Regulasi TKDN dinilai wajib lebih banyak fleksibel, apa itu TKDN?

Ibukota Indonesia – Kebijakan Taraf Komponen Dalam Negeri (TKDN) kembali bermetamorfosis menjadi sorotan. Dalam forum Sarasehan Perekonomian yang mana dilakukan pada Menara Mandiri, Jakarta, Selasa (8/4/2025), Presiden Prabowo Subianto menekankan pentingnya menyusun regulasi TKDN yang dimaksud lebih lanjut fleksibel juga realistis.
Menurut Presiden, aturan TKDN wajib menyesuaikan dengan situasi di dalam lapangan agar bukan menghambat daya saing bidang nasional pada sedang persaingan global yang dimaksud semakin ketat. “Saya sangat nasionalis, tapi kita juga harus realistis. TKDN kalau dipaksakan, lapangan usaha kita malah sanggup kalah bersaing,” kata Presiden Prabowo di dalam hadapan para pelaku bidang usaha kemudian pemangku kebijakan.
Presiden juga menginstruksikan jajaran pemerintah untuk segera mengevaluasi kebijakan yang berlaku, agar penerapan TKDN benar-benar membantu pertumbuhan sektor pada negeri tanpa membebani pelaku usaha.
Apa itu TKDN?
TKDN merupakan singkatan dari Taraf Komponen Dalam Negeri. TKDN adalah ukuran berapa besar porsi substansi baku, tenaga kerja, serta serangkaian produksi dari pada negeri yang digunakan digunakan di sebuah produk-produk atau jasa. Semakin lebih tinggi nilai TKDN, artinya semakin berbagai elemen lokal yang digunakan terlibat pada pembuatan hasil tersebut. Ada tiga jenis perhitungan TKDN:
- Komponen di negeri pada barang
- Komponen di negeri pada jasa
- Gabungan komponen di negeri pada barang juga jasa
Salah satu tujuan utama inisiatif TKDN adalah memberdayakan sektor di negeri agar lebih lanjut kuat lalu kompetitif. Sehingga, pemerintah sudah menetapkan batas minimal TKDN yang harus dipenuhi oleh suatu produk.

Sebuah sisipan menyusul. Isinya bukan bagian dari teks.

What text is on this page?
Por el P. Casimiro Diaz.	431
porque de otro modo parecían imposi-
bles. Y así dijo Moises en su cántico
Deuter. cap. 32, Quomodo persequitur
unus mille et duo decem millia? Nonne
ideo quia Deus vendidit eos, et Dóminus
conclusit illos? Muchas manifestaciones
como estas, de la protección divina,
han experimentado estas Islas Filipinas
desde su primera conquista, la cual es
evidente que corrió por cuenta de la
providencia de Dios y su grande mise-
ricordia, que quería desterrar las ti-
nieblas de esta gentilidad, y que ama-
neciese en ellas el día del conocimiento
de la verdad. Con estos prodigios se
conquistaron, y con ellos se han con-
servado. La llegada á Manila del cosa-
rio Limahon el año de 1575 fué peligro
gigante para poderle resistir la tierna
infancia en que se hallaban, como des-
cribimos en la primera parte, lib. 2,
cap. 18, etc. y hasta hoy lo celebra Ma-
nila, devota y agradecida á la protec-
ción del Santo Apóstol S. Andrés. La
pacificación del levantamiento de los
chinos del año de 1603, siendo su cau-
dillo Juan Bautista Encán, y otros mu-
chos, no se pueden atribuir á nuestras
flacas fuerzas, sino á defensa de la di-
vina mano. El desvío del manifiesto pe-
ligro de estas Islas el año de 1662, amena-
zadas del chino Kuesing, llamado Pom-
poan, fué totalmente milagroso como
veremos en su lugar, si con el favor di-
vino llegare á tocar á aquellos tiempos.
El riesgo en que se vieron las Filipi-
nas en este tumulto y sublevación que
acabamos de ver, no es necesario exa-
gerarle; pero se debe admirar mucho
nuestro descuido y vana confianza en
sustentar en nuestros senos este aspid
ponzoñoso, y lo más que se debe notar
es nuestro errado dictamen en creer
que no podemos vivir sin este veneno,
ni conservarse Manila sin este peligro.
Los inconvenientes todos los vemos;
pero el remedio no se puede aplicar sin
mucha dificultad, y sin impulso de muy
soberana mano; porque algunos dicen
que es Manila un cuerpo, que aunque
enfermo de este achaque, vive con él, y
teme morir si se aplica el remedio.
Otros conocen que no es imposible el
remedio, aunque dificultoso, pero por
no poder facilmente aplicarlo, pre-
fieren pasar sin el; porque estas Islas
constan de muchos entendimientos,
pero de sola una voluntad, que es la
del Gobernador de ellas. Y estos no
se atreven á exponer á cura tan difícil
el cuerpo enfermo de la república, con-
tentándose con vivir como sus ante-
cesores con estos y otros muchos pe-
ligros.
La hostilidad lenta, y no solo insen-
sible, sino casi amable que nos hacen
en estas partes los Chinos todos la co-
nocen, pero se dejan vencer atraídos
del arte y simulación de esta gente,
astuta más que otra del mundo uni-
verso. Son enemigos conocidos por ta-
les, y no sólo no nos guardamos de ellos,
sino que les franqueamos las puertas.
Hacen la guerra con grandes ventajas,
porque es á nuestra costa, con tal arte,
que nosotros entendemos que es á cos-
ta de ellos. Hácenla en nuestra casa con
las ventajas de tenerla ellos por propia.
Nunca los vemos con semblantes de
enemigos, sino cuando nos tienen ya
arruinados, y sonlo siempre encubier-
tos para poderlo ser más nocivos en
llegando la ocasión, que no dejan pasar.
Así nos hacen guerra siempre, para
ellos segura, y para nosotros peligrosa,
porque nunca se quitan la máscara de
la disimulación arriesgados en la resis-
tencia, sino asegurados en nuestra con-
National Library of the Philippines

Saat ini, batas minimal TKDN ditetapkan sebesar 25 persen, dengan persyaratan Bobot Manfaat Korporasi (BMP) minimal 40 persen. Aturan ini berlaku untuk pengadaan barang juga jasa oleh instansi pemerintah seperti kementerian, lembaga negara, pemerintah daerah, BUMN, hingga BUMD, khususnya bila sumber pembiayaannya berasal dari APBN, APBD, atau pinjaman dan juga hibah.
Penerapan TKDN menghadirkan banyak manfaat. Selain membantu menghurangi ketergantungan pada impor, kebijakan ini juga mengangkat tambahan sejumlah tenaga kerja, menghemat devisa negara, juga meningkatkan daya saing item lokal. Pengaplikasian barang di negeri tidak semata-mata tentang kepentingan ekonomi, tapi juga masalah merancang kebanggaan terhadap karya anak bangsa.
Namun, seperti yang mana disampaikan Presiden Prabowo, penguatan komponen pada negeri tidak semata mengenai bilangan atau regulasi. Ini adalah menyangkut kesiapan sektor pendidikan, penguasaan ilmu pengetahuan juga teknologi, hingga kompetensi sumber daya manusia.
Karena itu, kebijakan TKDN idealnya tidaklah semata-mata menyokong lapangan usaha untuk memenuhi target bilangan tertentu, tapi juga menciptakan ruang bagi lingkungan bidang lokal agar berkembang juga mampu bersaing secara global.
Artikel ini disadur dari Regulasi TKDN dinilai perlu lebih fleksibel, apa itu TKDN?